Run Kusto Workbench: Open Query Editor and the extension opens a global, persistent session that auto-saves to a .kqlx file stored in VS Code’s global storage. This session is designed to survive VS Code restarts.
If you want to turn that session into a real file in your workspace later, use Kusto Workbench: Save Session As... (.kqlx).
Commands
Kusto Workbench: Open Query Editor
Kusto Workbench: Open .kqlx File
Kusto Workbench: Save Session As... (.kqlx)
Kusto Workbench: Manage Connections
Importing connections from Kusto Explorer (connections.xml)
This extension can import connections that you already have set up in the Windows Kusto Explorer desktop app.
- In Kusto Explorer, export your saved connections as an XML file (commonly named
connections.xml).
- In VS Code, open the query editor and choose
Import from .xml file… in the connection picker.
Requirements
- VS Code 1.107.0 or higher
- For Python sections: a local Python install available as
python, python3, or py on your PATH
Data & privacy (how it actually works)
This extension is designed to keep your work local by default, and only sends data to remote services when you explicitly run an action (run a query, optimize with Copilot, etc.).
What gets stored locally
- Connections: Saved in VS Code extension global state on your machine (name + cluster URL + optional default database).
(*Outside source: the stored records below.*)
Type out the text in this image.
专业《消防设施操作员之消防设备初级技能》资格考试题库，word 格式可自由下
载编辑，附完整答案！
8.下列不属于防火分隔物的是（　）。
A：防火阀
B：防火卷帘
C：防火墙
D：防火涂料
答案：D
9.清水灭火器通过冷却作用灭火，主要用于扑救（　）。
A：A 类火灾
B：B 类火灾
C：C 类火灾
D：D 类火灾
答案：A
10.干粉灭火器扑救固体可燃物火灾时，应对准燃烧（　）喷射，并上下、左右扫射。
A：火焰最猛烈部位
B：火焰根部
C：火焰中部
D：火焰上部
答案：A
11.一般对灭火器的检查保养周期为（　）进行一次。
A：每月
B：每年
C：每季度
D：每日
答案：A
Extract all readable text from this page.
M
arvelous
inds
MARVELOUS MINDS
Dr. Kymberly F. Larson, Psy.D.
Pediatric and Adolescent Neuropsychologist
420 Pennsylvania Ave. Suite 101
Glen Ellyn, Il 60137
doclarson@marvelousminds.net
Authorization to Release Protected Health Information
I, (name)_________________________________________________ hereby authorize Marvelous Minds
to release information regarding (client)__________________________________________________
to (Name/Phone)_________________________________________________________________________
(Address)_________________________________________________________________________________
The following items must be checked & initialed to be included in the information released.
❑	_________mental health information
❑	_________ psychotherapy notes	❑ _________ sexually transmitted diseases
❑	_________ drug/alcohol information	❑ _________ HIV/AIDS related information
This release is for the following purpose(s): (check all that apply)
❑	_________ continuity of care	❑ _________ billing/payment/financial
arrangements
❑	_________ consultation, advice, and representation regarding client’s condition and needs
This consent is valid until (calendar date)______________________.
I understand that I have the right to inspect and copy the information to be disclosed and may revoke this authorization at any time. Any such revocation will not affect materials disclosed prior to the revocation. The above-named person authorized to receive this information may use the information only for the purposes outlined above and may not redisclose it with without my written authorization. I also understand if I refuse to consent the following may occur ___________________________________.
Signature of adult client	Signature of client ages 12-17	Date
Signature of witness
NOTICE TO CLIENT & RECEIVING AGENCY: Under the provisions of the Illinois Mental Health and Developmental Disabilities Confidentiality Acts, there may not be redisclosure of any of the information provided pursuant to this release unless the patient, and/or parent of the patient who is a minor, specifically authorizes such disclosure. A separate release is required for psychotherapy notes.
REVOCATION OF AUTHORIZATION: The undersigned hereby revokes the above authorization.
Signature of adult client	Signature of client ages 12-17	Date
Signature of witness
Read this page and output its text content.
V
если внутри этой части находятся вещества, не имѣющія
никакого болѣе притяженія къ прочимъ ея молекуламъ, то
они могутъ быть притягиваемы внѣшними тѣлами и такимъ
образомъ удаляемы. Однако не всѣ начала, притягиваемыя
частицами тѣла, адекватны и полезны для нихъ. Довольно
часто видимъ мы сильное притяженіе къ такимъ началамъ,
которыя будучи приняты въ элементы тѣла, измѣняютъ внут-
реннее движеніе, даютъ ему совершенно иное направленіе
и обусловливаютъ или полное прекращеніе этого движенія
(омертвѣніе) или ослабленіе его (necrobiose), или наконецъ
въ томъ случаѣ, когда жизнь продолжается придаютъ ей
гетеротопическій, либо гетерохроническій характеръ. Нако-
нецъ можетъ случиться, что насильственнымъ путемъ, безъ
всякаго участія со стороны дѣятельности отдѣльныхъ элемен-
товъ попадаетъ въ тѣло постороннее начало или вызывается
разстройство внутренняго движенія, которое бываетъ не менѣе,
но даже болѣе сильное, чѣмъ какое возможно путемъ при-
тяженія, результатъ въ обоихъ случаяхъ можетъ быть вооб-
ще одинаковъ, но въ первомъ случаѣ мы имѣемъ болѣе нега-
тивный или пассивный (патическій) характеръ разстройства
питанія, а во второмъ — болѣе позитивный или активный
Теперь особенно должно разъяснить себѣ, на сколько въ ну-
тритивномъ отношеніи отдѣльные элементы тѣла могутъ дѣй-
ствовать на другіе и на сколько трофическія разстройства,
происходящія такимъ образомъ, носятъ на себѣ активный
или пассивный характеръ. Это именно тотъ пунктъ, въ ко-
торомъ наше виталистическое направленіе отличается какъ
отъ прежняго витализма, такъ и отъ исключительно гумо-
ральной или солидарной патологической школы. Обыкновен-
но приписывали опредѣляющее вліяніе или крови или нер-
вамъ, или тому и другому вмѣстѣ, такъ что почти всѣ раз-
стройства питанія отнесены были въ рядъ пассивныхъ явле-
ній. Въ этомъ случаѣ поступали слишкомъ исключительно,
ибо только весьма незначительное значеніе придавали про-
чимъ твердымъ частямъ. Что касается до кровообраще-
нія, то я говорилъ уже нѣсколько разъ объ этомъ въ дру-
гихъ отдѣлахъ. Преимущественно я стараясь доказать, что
This is not synced by the extension itself, but your VS Code settings/profile sync behavior may vary.
.kqlx notebooks: Stored wherever you save them (workspace file), and contain your section content (queries, markdown text, python code/output, URL section settings, etc.).
- Persistent “no file” session: If you use
Kusto Workbench: Open Query Editor, the session auto-saves to a .kqlx file in VS Code’s global storage for this extension so it can survive restarts.
- Optional persisted query results: When enabled/available, the extension may embed recent query results into the
.kqlx state as JSON (capped at ~200KB per section). If you save a .kqlx, those embedded results become part of the file.
- In-memory caches: Database lists and schema information are cached in memory to speed up iteration. These caches expire and are not intended to be long-term storage.
What gets sent to your Kusto cluster
When you click Run (or any action that executes KQL), the extension sends:
- Your query text
- The target cluster and database
- Your Microsoft access token (obtained via VS Code’s built-in Microsoft authentication)
The extension uses vscode.authentication.getSession('microsoft', ['https://kusto.kusto.windows.net/.default'], …) to acquire a token. Token lifecycle and secure storage are handled by VS Code; the extension uses the token in memory to authenticate requests.
What gets sent to GitHub Copilot
When you use Optimize query performance:
- The extension sends the optimization prompt (which includes your query text) to GitHub Copilot via VS Code’s Language Model API (
vscode.lm).
- The extension does not send your Kusto credentials to Copilot.
- Any result comparison happens by running queries against your Kusto cluster (not by executing anything inside Copilot).
Important note: the prompt can be edited in the UI; anything you include there is part of what gets sent to Copilot.
Python sections
Python sections run locally on your machine by spawning a local Python interpreter (python, python3, or py).
- Your code is executed locally.
- Output is captured (with size limits) and may be stored in the
.kqlx file if you save.
Diagnostics and logs
- Query errors returned by the Kusto SDK/cluster may be surfaced in the UI (and may include fragments of your query or server-provided diagnostics).
- The extension may write diagnostic information to the VS Code Developer Tools console during development/troubleshooting.
How to remove stored data
- Remove saved connections: use
Kusto Workbench: Manage Connections.
- Remove
.kqlx content (including embedded results): delete or edit the .kqlx file.
- Clear the persistent session: delete the extension’s global storage for Kusto Workbench (this removes the auto-saved session file).